While I’m not opposed to eating healthily, and making positive lifestyle changes to improve your chances of beating cancer, I’m also not naive enough to think that juicing or dieting or any of it will, alone, kill cancer. Throughout Bohan’s site, she reinforces the importance of her new diet, but it’s rarely mentioned that what did the curing was the chemotherapy. It’s easy to become wrapped up in the idea that something as palatable as fruit juices and supplements will help you to avoid the difficulties and side effects associated with chemotherapy, but this woman didn’t cure herself using fruit juice. I don’t believe her intent is malicious, but rather, that she has been misinformed. By seeking out information on the internet, and from alternative medicine sources, she has put together a programme that is so jam-packed with disproved and debunked information that it’s hard to see where one piece ends and another begins. With her own cancer cured, and her book setting her up as a mother who found her own way to healing through an alternative prescription, it’s easy to see how people would be taken in. Her book is selling well, she has appeared on tv, and she’s becoming more prominent in the field of alternative therapy. It is not, I think, such a big step from “juices helped to cure me” to “juices cured me”, and I fear that this is where Bohan is rapidly headed.

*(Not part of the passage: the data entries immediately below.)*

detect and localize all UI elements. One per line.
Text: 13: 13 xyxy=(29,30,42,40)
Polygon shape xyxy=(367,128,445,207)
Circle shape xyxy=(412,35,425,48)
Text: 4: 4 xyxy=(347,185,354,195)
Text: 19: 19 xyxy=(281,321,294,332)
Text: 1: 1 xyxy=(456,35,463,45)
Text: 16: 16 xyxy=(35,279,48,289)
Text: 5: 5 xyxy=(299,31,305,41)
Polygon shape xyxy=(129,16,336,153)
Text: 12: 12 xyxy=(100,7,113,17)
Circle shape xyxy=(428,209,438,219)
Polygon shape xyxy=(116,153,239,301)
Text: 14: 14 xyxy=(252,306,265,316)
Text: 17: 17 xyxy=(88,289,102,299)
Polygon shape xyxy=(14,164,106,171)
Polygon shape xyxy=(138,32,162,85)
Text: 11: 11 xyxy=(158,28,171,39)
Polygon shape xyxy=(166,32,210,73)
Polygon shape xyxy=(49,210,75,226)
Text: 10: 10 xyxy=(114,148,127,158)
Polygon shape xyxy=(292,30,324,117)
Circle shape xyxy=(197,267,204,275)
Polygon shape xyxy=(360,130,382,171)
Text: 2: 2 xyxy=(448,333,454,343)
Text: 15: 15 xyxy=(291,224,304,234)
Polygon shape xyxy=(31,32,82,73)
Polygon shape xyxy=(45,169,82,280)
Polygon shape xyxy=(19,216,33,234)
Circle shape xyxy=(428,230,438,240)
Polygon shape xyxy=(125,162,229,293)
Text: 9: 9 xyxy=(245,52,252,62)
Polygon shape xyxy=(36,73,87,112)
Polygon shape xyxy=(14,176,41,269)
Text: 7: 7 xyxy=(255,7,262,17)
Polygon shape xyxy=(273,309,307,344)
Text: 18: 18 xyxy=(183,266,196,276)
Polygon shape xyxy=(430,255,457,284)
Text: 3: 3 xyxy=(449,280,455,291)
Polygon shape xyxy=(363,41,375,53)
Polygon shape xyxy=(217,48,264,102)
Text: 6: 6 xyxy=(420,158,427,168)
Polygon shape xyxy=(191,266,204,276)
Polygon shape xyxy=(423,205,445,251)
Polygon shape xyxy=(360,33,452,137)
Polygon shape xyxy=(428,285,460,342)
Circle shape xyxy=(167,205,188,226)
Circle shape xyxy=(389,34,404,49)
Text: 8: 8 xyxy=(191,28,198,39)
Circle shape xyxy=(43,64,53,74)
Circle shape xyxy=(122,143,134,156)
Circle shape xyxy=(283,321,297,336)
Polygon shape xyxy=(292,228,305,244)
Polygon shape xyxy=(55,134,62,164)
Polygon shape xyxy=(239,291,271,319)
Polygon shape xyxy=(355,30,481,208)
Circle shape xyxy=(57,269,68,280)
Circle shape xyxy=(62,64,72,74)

When Bohan told her oncologist about her life changes, he replied “Don’t forget it was the chemo that cured you“, and I think it’s such an important statement. Of all the alternative cancer cures that have been advertised, not a one has been scientifically proven to work. I know what the effects of chemo are because I watched my father go through chemotherapy. I shaved his head when he lost his hair, I watched him wake up looking positively exhausted and pale, and I saw the effect it had, not just on his body, but on his mind. I know that the side effects are undeniably difficult, but the fact of the matter is that chemotherapy, and not Laetrile or wheatgrass or juices or any other alternative treatment, cures cancer. Chemotherapy demonstrably and repeatedly cures cancers, and as the technology has developed, it cures more cancers, more effectively, than ever before. I can imagine wanting to forget the hair loss, the nausea, the tiredness, but forgetting the cure? Not for me.